Here are the stats from the day:
  • 5o individuals screened (23 women, 27 men)
  • 8 people referred for a biopsy/follow up by JH dermatologists





Ripken Baseball camp teams up with Johns Hopkins Medicine's Department of Dermatology and The Kropfelder Foundation

Baltimore, Maryland June 10, 2013

The Johns Hopkins Department of Dermatology in collaboration with The Kropfelder Foundation for Melanoma Education and Research has teamed up with Ripken Baseball to help eradicate skin cancer. Ripken Baseball inspires young athletes through healthy and meaningful training experiences. On Saturday, June 15, 2013, Johns Hopkins dermatologists will provide complimentary skin screenings at the Ripken Baseball Complex in Aberdeen, Maryland, during the Father's Day weekend baseball tournament that will host over 1,000 young people. Players, coaches, and family members will have the opportunity to get a free cancer screening and learn about ways to prevent skin cancer.

The goal of The Kropfelder Foundation is to provide awareness and education to prevent melanoma and non-melanoma skin cancer. The Foundation, based in the Baltimore area, was established in memory of David J. Kropfelder who lost a ten year battle with the disease. Since 2003, the Kropfelder Foundation has provided more than $60,000 of support to the Johns Hopkins Department of Dermatology for skin cancer education, research, and patient care.

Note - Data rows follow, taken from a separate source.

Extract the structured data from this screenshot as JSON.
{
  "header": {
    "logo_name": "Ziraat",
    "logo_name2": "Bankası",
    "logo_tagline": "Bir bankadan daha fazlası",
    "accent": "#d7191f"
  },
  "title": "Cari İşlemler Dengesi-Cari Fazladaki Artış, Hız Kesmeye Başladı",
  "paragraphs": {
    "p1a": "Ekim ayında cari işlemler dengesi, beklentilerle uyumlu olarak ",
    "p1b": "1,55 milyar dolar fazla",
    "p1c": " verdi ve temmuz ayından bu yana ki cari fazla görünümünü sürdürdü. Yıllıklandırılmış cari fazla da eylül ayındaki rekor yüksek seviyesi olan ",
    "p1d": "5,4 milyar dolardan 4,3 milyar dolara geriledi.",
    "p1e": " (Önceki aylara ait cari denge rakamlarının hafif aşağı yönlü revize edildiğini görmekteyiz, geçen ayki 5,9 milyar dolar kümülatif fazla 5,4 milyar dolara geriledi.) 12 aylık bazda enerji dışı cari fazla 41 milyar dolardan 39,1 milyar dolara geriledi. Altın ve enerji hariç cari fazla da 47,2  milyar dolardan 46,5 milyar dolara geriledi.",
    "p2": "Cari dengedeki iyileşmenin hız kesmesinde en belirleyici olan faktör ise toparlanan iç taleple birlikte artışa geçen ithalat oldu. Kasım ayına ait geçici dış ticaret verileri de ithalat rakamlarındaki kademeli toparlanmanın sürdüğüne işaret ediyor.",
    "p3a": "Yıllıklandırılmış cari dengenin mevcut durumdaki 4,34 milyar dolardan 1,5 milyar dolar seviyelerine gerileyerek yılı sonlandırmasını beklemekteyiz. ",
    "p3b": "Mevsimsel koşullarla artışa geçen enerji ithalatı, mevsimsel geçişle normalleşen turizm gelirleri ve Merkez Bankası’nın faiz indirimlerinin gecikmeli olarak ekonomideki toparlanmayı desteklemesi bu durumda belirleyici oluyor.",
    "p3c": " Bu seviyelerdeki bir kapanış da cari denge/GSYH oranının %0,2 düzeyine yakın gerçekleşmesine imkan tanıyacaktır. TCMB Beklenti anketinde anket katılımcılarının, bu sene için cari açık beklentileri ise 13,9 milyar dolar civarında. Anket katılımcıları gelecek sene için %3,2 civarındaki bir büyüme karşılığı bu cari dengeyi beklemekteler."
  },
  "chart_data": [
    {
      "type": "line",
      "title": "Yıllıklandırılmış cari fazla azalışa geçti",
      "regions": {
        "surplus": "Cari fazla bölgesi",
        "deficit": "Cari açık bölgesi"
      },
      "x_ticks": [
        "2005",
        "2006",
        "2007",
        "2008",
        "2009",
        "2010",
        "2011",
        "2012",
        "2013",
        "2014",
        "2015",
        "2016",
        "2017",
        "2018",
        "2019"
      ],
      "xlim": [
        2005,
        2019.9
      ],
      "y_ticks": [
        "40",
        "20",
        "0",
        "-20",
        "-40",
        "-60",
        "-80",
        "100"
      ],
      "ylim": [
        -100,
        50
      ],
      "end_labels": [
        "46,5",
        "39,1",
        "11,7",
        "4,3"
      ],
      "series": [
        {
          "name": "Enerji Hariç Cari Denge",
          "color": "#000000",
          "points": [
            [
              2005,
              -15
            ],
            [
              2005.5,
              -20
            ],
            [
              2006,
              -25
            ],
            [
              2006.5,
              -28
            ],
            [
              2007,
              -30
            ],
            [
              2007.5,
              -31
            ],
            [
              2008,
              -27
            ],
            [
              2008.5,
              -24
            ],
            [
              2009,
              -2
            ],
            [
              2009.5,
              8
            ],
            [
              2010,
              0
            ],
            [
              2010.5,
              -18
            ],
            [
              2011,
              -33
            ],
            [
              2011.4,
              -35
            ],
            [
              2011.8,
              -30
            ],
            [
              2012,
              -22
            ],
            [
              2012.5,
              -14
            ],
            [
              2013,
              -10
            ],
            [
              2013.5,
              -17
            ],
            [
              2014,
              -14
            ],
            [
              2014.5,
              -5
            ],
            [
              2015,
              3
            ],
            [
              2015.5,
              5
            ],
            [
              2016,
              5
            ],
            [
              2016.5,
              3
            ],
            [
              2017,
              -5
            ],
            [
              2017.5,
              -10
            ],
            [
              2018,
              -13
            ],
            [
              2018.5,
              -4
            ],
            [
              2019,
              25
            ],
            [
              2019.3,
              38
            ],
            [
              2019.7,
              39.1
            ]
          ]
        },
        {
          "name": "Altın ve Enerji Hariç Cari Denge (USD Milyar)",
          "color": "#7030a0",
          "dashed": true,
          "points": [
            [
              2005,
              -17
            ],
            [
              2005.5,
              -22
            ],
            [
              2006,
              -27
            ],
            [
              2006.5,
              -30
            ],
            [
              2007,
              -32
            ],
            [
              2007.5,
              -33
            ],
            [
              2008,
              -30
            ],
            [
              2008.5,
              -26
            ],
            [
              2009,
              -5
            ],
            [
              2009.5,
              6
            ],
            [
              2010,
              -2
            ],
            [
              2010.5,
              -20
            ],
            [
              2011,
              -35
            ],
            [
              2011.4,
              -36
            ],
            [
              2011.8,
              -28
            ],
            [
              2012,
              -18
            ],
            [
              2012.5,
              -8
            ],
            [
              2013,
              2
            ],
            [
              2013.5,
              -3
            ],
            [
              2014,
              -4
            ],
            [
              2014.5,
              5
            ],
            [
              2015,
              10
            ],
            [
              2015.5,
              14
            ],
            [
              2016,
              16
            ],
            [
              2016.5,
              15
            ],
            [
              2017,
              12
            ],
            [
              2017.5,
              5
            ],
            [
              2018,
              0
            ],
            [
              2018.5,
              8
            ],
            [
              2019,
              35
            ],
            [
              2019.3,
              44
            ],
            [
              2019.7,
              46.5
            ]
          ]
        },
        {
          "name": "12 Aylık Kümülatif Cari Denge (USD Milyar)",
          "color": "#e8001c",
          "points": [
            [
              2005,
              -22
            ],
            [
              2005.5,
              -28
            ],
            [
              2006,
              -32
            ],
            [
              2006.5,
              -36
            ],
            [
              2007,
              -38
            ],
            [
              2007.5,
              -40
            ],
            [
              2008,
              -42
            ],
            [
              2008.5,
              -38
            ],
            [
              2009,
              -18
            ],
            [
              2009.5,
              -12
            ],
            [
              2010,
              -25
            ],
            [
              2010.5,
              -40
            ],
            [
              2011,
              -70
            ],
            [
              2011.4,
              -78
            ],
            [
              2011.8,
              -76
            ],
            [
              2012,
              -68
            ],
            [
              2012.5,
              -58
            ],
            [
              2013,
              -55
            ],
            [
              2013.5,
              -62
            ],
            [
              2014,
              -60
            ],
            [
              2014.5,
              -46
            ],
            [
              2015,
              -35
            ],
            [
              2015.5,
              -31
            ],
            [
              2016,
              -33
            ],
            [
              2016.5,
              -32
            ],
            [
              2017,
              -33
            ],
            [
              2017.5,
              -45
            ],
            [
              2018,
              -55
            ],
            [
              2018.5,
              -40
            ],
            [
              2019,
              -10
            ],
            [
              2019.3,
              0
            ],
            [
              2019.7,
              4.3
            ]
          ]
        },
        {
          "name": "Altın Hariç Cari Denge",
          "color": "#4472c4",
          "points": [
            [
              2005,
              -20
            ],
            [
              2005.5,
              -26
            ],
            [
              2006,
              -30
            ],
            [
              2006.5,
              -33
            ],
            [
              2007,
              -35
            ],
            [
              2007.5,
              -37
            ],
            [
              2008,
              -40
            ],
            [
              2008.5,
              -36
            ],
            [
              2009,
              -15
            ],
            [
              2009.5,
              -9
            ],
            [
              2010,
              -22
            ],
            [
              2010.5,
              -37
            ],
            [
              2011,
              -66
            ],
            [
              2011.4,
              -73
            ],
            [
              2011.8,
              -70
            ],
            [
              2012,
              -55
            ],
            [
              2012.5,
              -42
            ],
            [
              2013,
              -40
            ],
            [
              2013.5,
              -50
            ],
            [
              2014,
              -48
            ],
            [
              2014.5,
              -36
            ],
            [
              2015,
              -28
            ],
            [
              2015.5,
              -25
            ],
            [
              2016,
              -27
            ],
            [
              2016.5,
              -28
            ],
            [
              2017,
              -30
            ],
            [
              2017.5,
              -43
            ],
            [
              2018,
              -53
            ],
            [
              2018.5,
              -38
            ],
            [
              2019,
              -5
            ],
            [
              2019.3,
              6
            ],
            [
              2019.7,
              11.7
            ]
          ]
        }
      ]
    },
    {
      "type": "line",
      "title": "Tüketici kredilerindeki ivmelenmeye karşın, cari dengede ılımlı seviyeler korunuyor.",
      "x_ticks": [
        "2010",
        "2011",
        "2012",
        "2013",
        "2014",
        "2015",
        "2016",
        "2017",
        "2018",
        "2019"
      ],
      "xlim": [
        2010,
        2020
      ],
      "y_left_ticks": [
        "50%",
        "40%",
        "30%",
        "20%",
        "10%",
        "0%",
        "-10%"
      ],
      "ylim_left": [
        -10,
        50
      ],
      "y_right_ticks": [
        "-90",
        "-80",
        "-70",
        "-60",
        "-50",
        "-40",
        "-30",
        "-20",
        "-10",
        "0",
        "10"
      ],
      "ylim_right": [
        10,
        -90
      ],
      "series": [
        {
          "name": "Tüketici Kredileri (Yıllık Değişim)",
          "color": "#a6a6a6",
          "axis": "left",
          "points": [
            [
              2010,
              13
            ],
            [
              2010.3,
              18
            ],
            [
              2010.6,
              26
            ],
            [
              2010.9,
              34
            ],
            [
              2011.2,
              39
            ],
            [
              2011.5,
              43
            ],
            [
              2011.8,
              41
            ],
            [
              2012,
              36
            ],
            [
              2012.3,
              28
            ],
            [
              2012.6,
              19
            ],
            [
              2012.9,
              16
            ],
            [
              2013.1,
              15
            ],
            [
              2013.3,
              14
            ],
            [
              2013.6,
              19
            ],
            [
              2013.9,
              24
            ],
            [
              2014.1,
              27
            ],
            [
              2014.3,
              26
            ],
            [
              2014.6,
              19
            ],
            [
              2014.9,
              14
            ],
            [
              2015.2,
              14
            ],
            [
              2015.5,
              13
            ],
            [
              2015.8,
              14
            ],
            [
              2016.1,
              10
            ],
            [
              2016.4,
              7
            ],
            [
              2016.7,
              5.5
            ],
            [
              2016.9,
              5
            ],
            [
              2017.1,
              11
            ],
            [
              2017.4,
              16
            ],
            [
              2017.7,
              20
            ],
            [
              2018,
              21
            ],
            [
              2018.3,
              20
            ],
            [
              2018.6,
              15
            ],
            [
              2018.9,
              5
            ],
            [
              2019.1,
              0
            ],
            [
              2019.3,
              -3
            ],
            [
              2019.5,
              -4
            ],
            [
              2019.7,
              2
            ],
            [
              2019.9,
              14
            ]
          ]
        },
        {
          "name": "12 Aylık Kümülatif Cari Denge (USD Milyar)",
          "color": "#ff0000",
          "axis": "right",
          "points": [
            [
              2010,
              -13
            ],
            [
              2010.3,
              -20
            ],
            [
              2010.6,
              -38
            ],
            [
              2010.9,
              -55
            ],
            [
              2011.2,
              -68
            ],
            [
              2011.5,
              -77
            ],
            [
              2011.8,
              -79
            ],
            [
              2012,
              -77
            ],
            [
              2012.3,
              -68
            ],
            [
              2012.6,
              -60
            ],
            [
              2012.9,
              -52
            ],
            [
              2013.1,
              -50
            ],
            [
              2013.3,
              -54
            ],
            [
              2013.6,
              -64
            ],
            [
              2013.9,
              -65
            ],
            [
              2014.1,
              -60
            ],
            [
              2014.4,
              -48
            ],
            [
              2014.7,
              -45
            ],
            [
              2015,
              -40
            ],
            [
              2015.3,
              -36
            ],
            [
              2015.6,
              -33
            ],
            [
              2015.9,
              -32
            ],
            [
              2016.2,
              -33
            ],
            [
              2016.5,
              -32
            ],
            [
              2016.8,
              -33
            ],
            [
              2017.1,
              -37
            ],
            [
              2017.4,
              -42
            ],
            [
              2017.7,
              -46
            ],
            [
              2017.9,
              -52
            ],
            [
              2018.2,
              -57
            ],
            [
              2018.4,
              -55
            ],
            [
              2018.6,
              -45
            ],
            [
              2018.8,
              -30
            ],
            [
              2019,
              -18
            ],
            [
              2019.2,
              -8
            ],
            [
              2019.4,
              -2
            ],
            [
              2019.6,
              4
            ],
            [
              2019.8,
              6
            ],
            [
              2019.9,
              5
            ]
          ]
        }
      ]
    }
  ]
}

Skin cancer is the most common cancer, accounting for nearly half of all cancers in the United States. More than 3.5 million cases of skin cancer are diagnosed in this country each year. Melanoma, the most serious type of skin cancer, will account for more than 76,600 new cases of skin cancer in 2013 and result in more than 9,000 of the 12,000-plus skin cancer deaths each year. Melanoma is almost always curable when found in its early stages. Although melanoma accounts for only a small percentage of skin cancer, it is far more dangerous than other skin cancers and causes the most skin cancer deaths.